Pourquoi est-ce que je pense ça ? Pourquoi ai-je l’impression que c’est un souvenir ? Quand aurai-je dit cela ?

— Viens, lui dit Yahel. De toute façon, il est temps de faire tes soins.

Une silhouette surgit dans l’encadrement de la porte restée ouverte. C’était la jeune femme qui accompagnait l’autre.

— On m’a dit que je vous trouverais ici.

— Laisse, Yahel… Tu es sa petite sœur de cœur, c’est ça ?

— C’est joliment dit… Oui.
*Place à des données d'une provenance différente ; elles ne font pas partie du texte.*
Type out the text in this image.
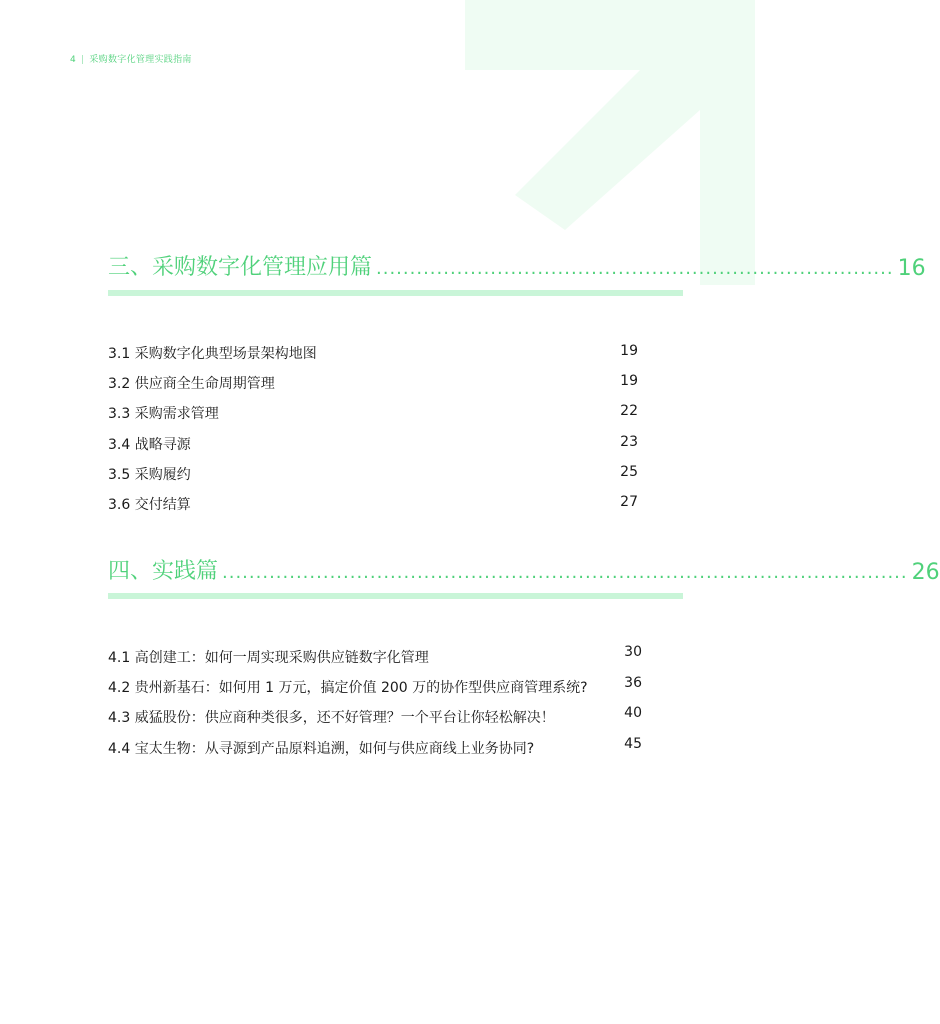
4 | 采购数字化管理实践指南
三、采购数字化管理应用篇 ............................................................................. 16
3.1 采购数字化典型场景架构地图	19
3.2 供应商全生命周期管理	19
3.3 采购需求管理	22
3.4 战略寻源	23
3.5 采购履约	25
3.6 交付结算	27
四、实践篇 ...................................................................................................... 26
4.1 高创建工：如何一周实现采购供应链数字化管理	30
4.2 贵州新基石：如何用 1 万元，搞定价值 200 万的协作型供应商管理系统?	36
4.3 威猛股份：供应商种类很多，还不好管理？一个平台让你轻松解决！	40
4.4 宝太生物：从寻源到产品原料追溯，如何与供应商线上业务协同?	45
Maman m’avait raconté votre histoire.

— Mmm, tu ne peux pas te rappeler de moi, tu étais si jeune, presque un bébé… Dis-moi, a-t-il été un peu heureux, au moins ?

La jeune femme opina. Tara la laissa la détailler du regard. Elle n’y vit ni pitié, ni condescendance, juste une certaine assurance.

— Je peux ? demanda-t-elle en tendant les mains vers celles de Yahel, dont une portait un pot et l’autre passait sur le dos de Tara, qui donna son assentiment.

Et elle la remplaça.

— Tu te débrouilles bien, dit Tara alors qu’elle sentait le massage faire pénétrer la crème.

— J’aime bien faire ça… aider les autres.

Tara échangea un regard avec son amie.

— On a besoin de quelqu’un à l’infirmerie ?

Yahel sourit.

— Toujours !

— Alors, jeune fille, si tu es d’accord, tu as trouvé ton rôle.

Un début d’après-midi, Yahel avait retrouvé Tara dans la salle des écrans, assise dans un des fauteuils de pause. Elle s’était endormie là, son châle sur ses jambes en guise de couverture, l’une d’elle en extension grâce à une chaise, une main encore posée dessus.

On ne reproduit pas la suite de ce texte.